Harrison manager hire cites ‘risk’ in declining job offer

November 9, 2018

Harrison commissioners on Monday accepted the resignation of the township’s first manager, although he never actually started the job.

Commissioners in September approved hiring J.P. Marino II to fill the newly created position of township manager, but Marino later declined the job that was to pay $80,000 a year.

In an emailed response to an earlier request for comment, Marino, 36, of Tarentum said he decided to not accept the position after consulting with his family and others.

“There were many reasons that factored into my decision such as the contract language, risk, lack of previous business structure at the township and, of course, the lack of stability this position would provide for me and my family,” he said.

Marino and his wife, Jennifer, have two children, a son, 10, and a daughter, 6.

Marino said the terms of the proposed contract would put him at risk of being terminated without cause.

“My agenda and plan for the future required changes to the way in which business has been conducted for the past few decades as well as the internal controls and work environment needing some restructuring,” he said. “I understand that these positions are ‘at will’ and that I was presented with a standard contract offer; however, the township is in a unique position and requires some necessary internal reviews and restructuring.

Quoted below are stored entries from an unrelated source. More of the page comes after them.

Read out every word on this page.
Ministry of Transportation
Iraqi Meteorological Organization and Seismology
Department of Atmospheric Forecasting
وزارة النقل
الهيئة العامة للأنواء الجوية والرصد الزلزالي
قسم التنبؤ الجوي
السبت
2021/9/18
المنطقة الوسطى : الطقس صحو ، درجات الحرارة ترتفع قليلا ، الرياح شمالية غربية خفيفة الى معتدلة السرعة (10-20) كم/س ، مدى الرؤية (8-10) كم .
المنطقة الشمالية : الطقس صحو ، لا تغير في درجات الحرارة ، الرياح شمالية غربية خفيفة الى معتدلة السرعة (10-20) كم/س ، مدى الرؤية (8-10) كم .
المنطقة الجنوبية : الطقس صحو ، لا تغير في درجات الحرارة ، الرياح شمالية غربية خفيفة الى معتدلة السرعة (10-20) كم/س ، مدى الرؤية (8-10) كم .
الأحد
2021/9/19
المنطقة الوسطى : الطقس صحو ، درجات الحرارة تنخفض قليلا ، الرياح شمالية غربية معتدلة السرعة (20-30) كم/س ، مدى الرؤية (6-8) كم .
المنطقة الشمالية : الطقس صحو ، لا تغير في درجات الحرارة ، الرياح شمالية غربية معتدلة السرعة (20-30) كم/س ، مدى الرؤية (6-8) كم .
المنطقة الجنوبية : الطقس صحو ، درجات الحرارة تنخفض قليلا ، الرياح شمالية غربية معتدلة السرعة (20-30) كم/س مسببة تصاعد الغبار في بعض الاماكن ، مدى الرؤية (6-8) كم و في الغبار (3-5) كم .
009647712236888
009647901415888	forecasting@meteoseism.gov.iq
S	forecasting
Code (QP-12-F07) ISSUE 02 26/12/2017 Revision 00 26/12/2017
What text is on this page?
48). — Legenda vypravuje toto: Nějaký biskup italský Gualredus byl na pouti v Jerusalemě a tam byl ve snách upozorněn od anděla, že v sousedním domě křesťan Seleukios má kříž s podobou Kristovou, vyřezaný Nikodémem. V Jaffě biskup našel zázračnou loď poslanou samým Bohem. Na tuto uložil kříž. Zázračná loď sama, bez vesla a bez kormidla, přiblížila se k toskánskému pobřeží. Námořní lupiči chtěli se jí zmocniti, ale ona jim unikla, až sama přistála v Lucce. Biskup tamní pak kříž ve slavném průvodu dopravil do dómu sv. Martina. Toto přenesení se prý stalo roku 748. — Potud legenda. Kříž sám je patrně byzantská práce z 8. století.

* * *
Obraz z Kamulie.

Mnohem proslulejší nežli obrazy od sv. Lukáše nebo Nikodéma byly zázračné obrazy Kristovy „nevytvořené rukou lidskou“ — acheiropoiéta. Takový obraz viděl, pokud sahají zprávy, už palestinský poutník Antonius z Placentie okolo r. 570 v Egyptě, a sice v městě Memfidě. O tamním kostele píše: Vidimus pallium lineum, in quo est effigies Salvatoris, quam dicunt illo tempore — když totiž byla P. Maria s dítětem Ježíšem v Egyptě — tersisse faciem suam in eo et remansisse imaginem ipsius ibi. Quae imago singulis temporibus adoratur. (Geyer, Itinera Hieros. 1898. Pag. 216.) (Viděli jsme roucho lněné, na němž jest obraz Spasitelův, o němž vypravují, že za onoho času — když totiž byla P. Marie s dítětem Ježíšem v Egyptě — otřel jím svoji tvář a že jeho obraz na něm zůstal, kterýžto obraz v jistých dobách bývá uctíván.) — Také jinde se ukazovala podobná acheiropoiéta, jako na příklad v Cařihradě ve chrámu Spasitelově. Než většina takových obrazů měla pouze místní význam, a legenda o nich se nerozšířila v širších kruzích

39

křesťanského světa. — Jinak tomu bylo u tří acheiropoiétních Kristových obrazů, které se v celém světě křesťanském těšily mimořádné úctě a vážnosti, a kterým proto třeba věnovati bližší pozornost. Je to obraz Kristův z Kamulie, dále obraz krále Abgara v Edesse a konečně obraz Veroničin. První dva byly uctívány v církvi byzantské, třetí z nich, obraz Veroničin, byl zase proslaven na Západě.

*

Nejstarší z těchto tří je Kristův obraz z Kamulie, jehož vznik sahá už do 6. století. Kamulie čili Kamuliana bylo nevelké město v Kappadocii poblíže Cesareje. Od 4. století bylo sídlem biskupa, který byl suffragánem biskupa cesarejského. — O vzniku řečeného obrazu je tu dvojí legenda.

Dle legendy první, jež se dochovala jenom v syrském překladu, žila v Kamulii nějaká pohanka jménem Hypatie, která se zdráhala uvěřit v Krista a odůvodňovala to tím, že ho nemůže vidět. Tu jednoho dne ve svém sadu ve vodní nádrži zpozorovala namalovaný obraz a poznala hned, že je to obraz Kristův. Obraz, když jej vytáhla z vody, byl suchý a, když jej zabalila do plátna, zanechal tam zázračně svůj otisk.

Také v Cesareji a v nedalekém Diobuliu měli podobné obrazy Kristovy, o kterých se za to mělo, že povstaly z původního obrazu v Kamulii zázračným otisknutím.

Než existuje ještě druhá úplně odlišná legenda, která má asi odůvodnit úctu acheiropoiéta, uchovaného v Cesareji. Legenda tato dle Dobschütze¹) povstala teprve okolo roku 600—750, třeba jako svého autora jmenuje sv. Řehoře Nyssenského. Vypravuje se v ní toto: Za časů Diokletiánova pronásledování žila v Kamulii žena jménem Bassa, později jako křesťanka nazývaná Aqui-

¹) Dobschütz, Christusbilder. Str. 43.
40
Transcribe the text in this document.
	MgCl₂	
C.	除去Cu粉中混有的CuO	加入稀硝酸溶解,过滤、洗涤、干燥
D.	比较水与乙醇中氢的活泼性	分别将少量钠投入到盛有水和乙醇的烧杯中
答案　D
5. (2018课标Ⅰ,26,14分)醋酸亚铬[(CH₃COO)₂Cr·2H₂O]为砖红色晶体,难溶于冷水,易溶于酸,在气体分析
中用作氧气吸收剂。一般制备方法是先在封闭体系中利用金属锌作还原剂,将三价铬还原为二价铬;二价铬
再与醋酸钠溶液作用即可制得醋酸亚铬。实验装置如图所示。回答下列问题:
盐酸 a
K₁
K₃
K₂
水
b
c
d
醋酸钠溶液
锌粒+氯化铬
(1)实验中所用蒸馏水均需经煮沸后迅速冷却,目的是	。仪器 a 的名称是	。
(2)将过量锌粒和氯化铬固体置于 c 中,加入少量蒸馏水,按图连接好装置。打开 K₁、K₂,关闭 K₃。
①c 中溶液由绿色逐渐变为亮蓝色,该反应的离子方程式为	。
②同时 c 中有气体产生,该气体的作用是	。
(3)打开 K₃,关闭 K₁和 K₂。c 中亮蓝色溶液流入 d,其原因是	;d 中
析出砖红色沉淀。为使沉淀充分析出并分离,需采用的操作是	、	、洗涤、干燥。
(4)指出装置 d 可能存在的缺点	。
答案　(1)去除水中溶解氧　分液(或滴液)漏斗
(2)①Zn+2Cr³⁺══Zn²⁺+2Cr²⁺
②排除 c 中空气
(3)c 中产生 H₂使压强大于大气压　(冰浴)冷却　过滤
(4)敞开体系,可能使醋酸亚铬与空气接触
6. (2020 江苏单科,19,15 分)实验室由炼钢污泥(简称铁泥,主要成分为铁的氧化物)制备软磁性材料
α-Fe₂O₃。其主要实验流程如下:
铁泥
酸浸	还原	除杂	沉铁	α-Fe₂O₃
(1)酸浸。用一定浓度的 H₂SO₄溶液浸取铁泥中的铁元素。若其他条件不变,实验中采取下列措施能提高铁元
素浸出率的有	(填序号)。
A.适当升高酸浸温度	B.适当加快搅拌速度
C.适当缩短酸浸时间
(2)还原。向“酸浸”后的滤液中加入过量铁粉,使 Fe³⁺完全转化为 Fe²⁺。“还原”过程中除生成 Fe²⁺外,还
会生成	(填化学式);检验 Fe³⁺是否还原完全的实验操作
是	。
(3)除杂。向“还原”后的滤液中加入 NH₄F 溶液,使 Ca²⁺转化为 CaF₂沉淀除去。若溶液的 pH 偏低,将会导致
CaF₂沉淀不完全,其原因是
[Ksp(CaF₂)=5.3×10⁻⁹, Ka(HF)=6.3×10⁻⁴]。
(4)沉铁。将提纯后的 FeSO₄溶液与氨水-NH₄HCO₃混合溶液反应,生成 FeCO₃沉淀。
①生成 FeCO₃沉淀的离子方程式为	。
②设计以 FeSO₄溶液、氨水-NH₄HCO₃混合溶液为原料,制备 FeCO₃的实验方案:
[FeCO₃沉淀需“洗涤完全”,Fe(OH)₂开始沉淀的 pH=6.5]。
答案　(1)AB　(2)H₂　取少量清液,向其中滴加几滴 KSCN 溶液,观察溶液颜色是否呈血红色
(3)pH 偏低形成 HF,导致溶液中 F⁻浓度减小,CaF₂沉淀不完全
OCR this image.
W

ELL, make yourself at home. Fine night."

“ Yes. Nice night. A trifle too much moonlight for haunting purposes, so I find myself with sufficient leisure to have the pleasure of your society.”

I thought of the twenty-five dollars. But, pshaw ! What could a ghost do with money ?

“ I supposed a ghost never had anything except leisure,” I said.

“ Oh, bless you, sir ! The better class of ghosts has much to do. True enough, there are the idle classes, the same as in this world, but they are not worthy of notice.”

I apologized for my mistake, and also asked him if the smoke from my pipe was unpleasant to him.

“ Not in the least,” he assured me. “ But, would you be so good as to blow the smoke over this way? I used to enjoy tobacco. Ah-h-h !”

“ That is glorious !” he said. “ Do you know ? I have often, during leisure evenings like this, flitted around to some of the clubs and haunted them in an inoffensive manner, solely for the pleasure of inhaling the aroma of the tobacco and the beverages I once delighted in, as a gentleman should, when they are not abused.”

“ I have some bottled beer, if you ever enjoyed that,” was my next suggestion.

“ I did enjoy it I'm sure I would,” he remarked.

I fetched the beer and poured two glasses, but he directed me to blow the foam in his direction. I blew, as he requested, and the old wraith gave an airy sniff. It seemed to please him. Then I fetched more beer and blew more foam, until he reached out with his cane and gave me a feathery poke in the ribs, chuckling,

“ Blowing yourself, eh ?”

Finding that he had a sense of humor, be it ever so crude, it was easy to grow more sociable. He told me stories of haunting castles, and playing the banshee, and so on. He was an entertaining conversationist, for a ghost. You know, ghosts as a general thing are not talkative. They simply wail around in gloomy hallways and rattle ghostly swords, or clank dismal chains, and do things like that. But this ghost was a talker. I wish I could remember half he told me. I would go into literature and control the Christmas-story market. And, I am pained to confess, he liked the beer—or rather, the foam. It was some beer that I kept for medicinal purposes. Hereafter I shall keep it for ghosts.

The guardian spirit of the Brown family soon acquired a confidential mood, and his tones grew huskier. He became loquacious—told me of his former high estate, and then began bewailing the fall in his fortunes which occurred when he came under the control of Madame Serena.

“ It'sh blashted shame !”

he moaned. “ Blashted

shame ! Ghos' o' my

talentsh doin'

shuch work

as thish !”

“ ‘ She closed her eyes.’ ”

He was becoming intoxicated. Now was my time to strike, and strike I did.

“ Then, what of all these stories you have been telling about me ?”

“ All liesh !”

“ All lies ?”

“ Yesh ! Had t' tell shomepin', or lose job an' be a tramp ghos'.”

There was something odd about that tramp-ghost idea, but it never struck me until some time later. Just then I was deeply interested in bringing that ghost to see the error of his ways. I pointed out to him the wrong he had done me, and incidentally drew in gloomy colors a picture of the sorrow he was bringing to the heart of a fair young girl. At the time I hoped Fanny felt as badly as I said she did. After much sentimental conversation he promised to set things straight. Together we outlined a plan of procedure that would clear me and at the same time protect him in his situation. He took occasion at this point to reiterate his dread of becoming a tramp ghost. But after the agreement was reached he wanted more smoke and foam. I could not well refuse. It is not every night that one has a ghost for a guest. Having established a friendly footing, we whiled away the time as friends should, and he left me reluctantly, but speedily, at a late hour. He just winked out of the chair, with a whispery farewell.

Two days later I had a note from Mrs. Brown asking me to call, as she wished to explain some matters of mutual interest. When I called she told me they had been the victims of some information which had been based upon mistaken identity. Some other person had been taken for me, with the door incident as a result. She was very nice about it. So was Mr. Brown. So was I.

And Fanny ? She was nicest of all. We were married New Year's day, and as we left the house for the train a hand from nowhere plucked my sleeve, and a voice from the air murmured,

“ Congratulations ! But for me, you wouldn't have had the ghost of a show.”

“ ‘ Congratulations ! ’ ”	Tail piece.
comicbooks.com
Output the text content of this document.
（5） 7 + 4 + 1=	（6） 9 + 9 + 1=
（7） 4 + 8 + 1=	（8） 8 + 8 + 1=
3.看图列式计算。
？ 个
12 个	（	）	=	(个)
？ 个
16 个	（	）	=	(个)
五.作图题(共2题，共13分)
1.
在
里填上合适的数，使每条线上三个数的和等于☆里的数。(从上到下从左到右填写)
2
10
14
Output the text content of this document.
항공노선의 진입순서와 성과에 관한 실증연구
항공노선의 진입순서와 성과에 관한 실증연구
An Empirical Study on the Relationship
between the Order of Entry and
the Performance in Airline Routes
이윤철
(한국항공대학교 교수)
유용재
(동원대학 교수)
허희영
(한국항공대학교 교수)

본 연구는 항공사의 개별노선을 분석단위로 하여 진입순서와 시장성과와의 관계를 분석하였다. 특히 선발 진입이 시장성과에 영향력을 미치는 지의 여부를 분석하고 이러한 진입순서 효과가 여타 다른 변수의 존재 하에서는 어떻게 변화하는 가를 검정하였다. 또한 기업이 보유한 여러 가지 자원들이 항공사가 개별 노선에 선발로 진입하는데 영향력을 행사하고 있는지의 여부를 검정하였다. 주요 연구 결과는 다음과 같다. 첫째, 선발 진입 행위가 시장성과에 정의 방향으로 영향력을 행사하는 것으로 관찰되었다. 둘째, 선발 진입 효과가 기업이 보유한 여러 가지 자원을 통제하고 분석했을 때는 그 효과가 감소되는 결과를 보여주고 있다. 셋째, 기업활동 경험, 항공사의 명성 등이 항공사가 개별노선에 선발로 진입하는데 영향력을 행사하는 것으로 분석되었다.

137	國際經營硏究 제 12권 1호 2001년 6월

“When you pair my agenda with that type of contract, it puts my career and future at great risk.”

Without a manager, Marino noted that commissioners have been responsible for handling things such as public works and police contracts, economic planning and grant writing.

“Very basic business practices are currently not in place and it currently lacks internal business structure,” he said. “When you are told that there are no computer files and not much to go by from the past, you reconsider what exactly you will be walking into.”

On Monday, commissioners approved hiring Edward Kirkwood as Harrison’s interim manager. He started Oct. 15.

Commissioners President Bill Heasley said Kirkwood will be paid $65 per hour for working up to three days per week, six hours per day -- although he said Kirkwood’s schedule could be “fluid.”

Kirkwood of Butler Township retired as manager there in September. He had previously been manager in Lower Burrell.

Kirkwood also was made Harrison’s collector of local service tax and chief administrative officer for the police and non-uniformed pension plans, replacing Marino. He also was named as the township’s right-to-know officer; township Secretary Susan Motosicky was named deputy right-to-know officer.

Harrison is relaunching its search for a manager, doing it on its own this time. The township had paid Pittsburgh-based Public Partners $5,000 to conduct the search that lead to Marino’s hiring.

Other applicants who had applied and been considered with Marino are either no longer available or no longer interested, according to Heasley.

The job posting on the township’s website says five years of municipal management or experience in a related field is required. Marino had no municipal management experience, having worked in the banking and financial field.

The township is accepting resumes until the position is filled, according to the notice.